Transition Statistics to the Rescue
We can fix the inherent incompleteness of status statistics by introducing transition statistics. These are statistics about a transition from one status to another. They tell a story of what happened to subjects at the time of transition.
Let’s add some hypothetical transition statistics the above example. In each column the transition statistics show how many patients transitions from one status to another.
From: | Non-Diagnosed | Positive | Negative | Serious condition | Ventilated | Ventilated | … |
To: | Positive | Negative | Positive | Ventilated | Deceased | Serious condition | … |
April 30th | 52 | 2 | 94 | 0 | 5 | 1 | … |
Isn’t that better? Much more detailed. We can now clearly see what happened to patients on the transition from April 29th to April 30th.
A couple of points to note about transition statistics:
- The above-mentioned properties of statuses, which are partitioning and dynamic, imply similar properties for transitions.
- Some transitions are infeasible, e.g. a deceased status cannot change. It can be helpful to display a diagram showing each possible status as a block and each possible transition as an arrow from one block to another.
- Some statuses are independent of each other, e.g. both a positive and a negative diagnosis status could co-occur with a serious condition status. It is important to model the status accordingly.
Adding transition statistics can provide lots of benefits over using just status statistics. For example:
- For data journalists, the stories told using transition statistics can be much more detailed and vivid.
- For data scientists, the models built using transition statistics can be much more refined and accurate in capturing status dynamics.

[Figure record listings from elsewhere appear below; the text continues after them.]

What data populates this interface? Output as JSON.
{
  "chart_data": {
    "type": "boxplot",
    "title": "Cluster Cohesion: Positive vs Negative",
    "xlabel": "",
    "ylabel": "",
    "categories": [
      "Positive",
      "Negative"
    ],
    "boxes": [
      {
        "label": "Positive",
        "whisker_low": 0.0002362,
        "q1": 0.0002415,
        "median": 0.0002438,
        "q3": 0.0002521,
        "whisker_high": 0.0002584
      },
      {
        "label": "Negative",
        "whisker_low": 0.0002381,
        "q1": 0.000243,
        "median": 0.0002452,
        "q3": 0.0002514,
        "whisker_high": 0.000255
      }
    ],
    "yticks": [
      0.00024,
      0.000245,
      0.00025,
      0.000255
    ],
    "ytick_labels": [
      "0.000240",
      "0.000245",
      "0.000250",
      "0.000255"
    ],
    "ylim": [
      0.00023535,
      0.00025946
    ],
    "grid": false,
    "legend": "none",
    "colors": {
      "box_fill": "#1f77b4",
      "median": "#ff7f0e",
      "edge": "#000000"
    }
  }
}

- For experiment designers, the experiments designed to capture transition statistics can produce a richer set of observations.

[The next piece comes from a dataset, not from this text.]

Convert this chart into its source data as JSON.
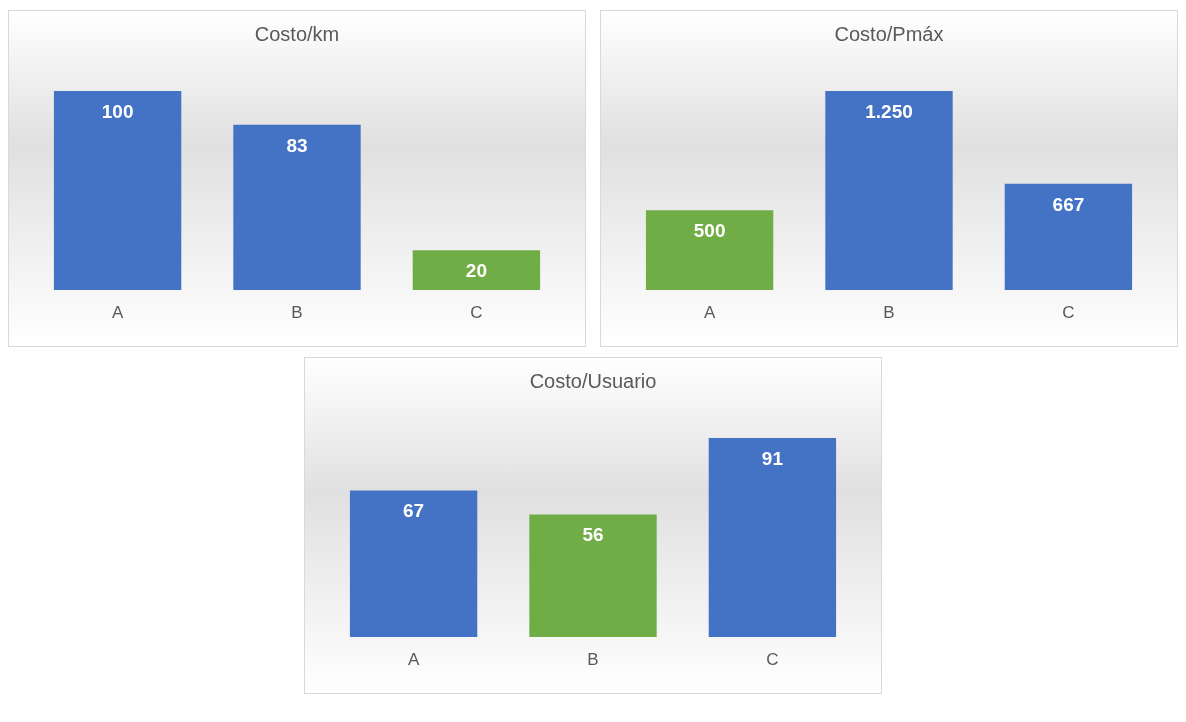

Finally, the alert reader may have recognized that some domains already use transition statistics as a matter of routine. One example is in the financial domain, where spending statistics tell us in which categories consumers spend their money, i.e. the transition of money from consumer liquidity status to a specific spending category status.
Conclusions
We argued that status statistics are inherently insufficient. The nature of statuses generally leads to status statistics failing to capture the dynamics of subjects. Transition statistics are able to capture this dynamics and tell a much more detailed story of subjects. The understanding and use of transition statistics can benefit data journalists, data scientists, and experiment designers.
A major goal in this post is to advocate the use in many domains of transition statistics in addition to status statistics. Ask your health authorities, and any status statistics provider, to also collect and provide transition statistics!